FOUR PLAYERS 30 AND UNDER HAVE ANNOUNCED THEIR RETIREMENT THIS MONTH
The NFL has had a long-running problem with concussions and head injuries, and its lackluster methods of protecting players, as detailed in the PBS documentary League of Denial. Many who have played the sport have gone on to suffer debilitating brain diseases. A number of players, including standout San Diego Chargers and New England Patriots linebacker Junior Seau, have committed suicide in the years after their retirement. Seau shot himself in the chest so his brain could be studied after his death — after autopsy, it was determined that he had been from chronic traumatic encephalopathy (CTE), a type of degenerative brain damage found in other players.

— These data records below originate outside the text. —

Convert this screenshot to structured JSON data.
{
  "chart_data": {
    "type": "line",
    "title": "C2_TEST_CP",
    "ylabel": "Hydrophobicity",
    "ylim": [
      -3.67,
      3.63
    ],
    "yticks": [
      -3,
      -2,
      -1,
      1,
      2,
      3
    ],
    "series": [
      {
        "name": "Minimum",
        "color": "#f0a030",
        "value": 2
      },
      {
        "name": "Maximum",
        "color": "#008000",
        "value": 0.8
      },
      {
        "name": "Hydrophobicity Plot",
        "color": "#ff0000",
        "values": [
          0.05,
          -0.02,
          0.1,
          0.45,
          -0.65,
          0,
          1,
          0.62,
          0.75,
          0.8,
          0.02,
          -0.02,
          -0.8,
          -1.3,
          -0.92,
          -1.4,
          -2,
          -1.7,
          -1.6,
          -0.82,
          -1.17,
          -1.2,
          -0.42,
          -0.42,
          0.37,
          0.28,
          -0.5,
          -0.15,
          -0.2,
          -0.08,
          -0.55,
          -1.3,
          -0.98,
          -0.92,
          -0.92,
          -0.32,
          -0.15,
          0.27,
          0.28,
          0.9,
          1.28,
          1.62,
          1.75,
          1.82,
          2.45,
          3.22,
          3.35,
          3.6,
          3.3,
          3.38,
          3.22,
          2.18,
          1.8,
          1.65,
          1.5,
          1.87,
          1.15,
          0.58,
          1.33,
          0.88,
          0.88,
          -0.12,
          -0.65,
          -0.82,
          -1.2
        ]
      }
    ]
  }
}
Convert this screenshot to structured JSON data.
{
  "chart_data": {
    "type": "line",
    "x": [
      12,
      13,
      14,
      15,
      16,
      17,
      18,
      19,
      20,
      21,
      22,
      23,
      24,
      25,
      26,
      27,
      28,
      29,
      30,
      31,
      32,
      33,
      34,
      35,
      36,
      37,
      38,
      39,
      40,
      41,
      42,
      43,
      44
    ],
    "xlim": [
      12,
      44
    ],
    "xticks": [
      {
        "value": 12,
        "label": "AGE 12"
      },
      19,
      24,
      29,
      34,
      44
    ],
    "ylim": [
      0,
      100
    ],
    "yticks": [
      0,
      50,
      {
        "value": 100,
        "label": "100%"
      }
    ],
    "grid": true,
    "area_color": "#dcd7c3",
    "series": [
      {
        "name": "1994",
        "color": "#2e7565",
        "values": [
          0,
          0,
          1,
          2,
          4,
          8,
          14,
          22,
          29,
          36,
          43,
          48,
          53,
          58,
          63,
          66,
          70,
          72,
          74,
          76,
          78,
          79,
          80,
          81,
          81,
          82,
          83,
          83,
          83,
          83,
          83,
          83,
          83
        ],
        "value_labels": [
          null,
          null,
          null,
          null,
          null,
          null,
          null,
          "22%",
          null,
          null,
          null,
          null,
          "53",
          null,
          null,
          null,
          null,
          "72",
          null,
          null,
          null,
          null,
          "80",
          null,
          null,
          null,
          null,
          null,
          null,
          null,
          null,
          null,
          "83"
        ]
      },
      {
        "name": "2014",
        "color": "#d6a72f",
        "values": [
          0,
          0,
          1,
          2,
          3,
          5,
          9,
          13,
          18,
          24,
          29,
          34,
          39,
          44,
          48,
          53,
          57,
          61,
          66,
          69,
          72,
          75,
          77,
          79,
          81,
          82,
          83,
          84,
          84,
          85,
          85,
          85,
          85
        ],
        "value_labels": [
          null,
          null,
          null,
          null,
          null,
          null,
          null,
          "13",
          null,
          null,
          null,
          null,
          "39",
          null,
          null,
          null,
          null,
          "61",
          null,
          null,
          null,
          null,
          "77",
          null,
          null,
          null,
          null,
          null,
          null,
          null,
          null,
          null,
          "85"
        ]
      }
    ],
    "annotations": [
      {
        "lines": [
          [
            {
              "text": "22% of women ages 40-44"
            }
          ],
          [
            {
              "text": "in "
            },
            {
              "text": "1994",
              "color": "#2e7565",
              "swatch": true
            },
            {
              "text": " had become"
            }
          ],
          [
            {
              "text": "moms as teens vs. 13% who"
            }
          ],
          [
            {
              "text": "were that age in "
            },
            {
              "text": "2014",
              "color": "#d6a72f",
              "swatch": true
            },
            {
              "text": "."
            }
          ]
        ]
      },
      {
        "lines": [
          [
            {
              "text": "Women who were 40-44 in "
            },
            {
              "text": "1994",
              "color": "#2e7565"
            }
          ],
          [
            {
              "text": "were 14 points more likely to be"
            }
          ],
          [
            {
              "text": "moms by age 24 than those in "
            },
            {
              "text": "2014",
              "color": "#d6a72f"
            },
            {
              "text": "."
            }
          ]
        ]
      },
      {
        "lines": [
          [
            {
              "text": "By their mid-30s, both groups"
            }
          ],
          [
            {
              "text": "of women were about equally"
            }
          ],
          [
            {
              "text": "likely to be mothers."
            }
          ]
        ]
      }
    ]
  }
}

The NFL has made advances in technology designed to help reduce head injuries, but players such as Jahvid Best, a former first-round draft pick who sued both the NFL and helmet maker Riddell after receiving three concussions in two years, are still receiving knockout blows on the field of play that could disable them in later life. The league has also come under fire for a too-weak concussion protocol that allows clearly woozy players back onto the field. In October last year, Chargers defensive back Jahleel Addae played an entire game after being knocked out on the first play. In the fourth quarter, several hours after taking the blow to the head, Addae seemed to lose control of his body after making another hit, jerking his limbs and stepping awkwardly as he attempted to stay upright.
By stepping away from the sport at 24, Borland will avoid the kind of head injuries that could leave him crippled, with diminished mental faculties, or prone to fly into uncontrollable rages. Meanwhile, instead of pouring its efforts into keeping its players safe, the NFL still appears to be in favor of extending the regular season to a gruelling 18 games, despite arguments from the people who actually play the sport.